Merci Angelino et amitiés à Alfonso que j'ai écouté avec beaucoup d'intérêt. Je voudrais d'abord vous remercier de l'honneur qui m'est fait de m'exprimer aujourd'hui devant vous, pour cette conférence qui rassemble celles et ceux qui ont la noble responsabilité de représenter la voix de la République italienne à travers le monde. C'est une amitié à l'échelle de l'Histoire qui unit l'Italie et la France, une amitié faite d'échanges et de culture, cette culture latine à laquelle la France et l'Europe doivent tant.
Nos pays sont animés l'un et l'autre par la conviction qu'il ne peut y avoir de communauté politique sans culture et que la démocratie exige l'accès du plus grand nombre aux créations de l'esprit ; c'est la raison des politiques culturelles ambitieuses que nous menons ensemble, l'un et l'autre, et de nos échanges particulièrement riches dans ce domaine. Ce qui nous rassemble, c'est aussi de croire que le projet européen doit trouver sa traduction dans le domaine de la culture et de l'esprit, afin d'inspirer l'imaginaire européen de nos concitoyens.

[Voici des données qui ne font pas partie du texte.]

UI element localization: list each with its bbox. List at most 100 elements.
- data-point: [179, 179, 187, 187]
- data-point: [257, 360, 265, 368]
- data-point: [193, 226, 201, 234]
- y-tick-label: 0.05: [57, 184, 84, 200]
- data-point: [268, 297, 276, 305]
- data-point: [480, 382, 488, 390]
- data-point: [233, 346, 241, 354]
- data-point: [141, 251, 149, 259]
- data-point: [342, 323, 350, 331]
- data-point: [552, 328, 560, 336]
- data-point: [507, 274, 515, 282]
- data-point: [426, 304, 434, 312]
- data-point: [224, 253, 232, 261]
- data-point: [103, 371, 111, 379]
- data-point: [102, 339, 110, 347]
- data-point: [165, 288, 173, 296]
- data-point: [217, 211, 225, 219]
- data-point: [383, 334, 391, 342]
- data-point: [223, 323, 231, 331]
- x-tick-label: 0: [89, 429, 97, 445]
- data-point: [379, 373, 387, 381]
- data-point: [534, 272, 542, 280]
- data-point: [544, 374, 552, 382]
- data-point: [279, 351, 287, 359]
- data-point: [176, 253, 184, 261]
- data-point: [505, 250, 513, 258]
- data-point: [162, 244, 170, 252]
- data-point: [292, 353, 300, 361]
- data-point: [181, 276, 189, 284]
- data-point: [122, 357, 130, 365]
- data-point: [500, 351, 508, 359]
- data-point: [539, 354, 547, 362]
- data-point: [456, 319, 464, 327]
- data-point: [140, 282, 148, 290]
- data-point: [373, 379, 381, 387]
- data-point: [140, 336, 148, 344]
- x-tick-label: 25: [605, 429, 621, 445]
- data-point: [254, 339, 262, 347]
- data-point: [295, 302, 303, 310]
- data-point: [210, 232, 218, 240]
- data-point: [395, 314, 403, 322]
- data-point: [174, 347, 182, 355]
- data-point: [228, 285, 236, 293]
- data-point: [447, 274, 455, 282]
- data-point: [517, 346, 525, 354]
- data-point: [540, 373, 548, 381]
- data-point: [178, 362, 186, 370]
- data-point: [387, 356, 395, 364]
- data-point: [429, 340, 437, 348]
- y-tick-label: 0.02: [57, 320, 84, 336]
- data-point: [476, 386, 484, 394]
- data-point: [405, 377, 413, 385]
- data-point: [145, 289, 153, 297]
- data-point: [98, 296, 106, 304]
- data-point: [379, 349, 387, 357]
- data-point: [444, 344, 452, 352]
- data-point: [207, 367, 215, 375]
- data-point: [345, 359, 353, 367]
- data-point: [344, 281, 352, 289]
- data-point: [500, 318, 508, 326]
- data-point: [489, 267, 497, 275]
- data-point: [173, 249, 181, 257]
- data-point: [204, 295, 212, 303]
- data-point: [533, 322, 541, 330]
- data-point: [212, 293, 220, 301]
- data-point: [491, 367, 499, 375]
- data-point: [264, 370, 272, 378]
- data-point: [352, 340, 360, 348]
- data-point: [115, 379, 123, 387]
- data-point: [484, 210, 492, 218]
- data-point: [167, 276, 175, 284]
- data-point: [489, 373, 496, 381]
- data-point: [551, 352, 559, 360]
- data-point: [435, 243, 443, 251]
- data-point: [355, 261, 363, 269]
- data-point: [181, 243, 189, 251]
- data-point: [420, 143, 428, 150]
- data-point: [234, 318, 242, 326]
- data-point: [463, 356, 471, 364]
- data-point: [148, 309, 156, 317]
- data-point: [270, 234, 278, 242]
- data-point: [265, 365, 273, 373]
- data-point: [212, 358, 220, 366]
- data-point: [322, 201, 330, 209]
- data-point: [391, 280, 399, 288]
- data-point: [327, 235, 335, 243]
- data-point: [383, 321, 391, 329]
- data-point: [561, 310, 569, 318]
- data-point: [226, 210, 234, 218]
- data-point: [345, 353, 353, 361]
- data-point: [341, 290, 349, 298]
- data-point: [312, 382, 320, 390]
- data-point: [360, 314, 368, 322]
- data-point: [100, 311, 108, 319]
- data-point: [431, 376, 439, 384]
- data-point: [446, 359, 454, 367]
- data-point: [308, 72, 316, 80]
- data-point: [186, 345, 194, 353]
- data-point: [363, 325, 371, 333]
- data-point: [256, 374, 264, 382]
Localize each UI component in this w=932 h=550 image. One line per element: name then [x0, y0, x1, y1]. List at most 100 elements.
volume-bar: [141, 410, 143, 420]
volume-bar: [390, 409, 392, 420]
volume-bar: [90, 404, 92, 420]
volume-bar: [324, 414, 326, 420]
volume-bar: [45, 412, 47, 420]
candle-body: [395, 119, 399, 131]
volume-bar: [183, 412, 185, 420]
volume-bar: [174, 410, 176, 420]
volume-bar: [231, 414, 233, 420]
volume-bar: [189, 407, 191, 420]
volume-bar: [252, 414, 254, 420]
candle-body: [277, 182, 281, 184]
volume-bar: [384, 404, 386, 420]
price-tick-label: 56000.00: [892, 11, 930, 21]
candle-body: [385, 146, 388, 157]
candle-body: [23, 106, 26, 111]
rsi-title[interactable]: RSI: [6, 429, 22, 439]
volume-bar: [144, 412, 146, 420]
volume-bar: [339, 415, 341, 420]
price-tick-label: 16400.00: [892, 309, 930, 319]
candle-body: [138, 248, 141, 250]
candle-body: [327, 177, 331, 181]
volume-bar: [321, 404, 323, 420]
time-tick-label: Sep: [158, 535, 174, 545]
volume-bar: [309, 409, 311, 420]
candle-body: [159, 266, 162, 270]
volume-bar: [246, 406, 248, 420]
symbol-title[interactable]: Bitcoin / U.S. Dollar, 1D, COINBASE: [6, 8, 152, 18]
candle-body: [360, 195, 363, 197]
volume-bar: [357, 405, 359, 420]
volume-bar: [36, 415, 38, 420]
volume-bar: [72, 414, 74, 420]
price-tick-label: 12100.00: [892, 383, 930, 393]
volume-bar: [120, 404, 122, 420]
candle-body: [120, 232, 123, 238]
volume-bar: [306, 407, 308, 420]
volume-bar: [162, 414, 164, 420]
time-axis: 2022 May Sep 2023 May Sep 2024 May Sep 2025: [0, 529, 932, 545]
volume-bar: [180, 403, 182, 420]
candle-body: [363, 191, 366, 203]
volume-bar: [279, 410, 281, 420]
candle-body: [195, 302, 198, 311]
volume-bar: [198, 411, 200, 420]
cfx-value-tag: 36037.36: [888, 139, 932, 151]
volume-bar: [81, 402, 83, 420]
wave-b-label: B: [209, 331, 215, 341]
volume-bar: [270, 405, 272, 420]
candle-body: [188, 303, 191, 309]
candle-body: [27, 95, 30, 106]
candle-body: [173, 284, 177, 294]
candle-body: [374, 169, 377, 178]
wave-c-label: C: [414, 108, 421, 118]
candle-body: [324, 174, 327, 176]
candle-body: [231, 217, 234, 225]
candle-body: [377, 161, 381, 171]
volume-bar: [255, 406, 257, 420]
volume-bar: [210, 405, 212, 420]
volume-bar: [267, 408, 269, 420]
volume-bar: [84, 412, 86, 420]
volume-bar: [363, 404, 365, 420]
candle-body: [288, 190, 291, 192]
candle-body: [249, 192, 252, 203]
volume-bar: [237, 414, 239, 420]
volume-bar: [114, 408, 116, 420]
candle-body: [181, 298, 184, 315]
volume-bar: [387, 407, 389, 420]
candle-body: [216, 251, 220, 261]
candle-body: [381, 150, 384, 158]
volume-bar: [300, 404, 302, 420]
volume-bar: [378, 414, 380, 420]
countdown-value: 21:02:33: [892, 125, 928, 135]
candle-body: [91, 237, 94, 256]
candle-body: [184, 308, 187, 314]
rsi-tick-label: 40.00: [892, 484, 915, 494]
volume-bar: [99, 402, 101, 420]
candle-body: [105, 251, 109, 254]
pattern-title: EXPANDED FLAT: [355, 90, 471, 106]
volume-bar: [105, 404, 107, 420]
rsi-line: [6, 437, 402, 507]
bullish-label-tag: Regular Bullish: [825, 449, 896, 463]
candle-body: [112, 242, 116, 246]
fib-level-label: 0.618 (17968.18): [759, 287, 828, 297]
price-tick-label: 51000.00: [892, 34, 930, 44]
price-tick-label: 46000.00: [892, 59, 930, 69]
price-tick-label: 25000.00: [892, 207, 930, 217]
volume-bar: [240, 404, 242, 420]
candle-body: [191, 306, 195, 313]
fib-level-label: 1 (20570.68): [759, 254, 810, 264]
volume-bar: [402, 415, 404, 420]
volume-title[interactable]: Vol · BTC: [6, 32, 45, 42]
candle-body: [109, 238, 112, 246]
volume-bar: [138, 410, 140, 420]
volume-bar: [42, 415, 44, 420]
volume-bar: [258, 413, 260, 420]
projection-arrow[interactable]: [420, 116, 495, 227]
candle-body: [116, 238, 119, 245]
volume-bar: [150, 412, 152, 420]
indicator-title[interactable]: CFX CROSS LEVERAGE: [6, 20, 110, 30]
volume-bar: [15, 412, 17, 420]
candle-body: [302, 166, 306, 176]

Notre amitié a aussi été forgée au creuset des drames du siècle passé. Que nous célébrions en un si bref intervalle le centenaire de la Première Guerre mondiale où nos deux pays combattirent côte à côte, et les soixante ans du traité de Rome où la France et l'Italie se rassemblèrent pour bâtir l'unité et la paix européennes, c'est le signe très fort du lien qui unit nos deux pays, ce lien qui fait de l'Europe une création politique sans pareil qu'il nous incombe aujourd'hui de faire vivre et de fortifier. C'est donc de l'Europe, de notre destin commun, que je souhaite aujourd'hui vous parler, et de ce que la France, avec l'Italie, avec l'Espagne souhaite pouvoir engager en ce domaine.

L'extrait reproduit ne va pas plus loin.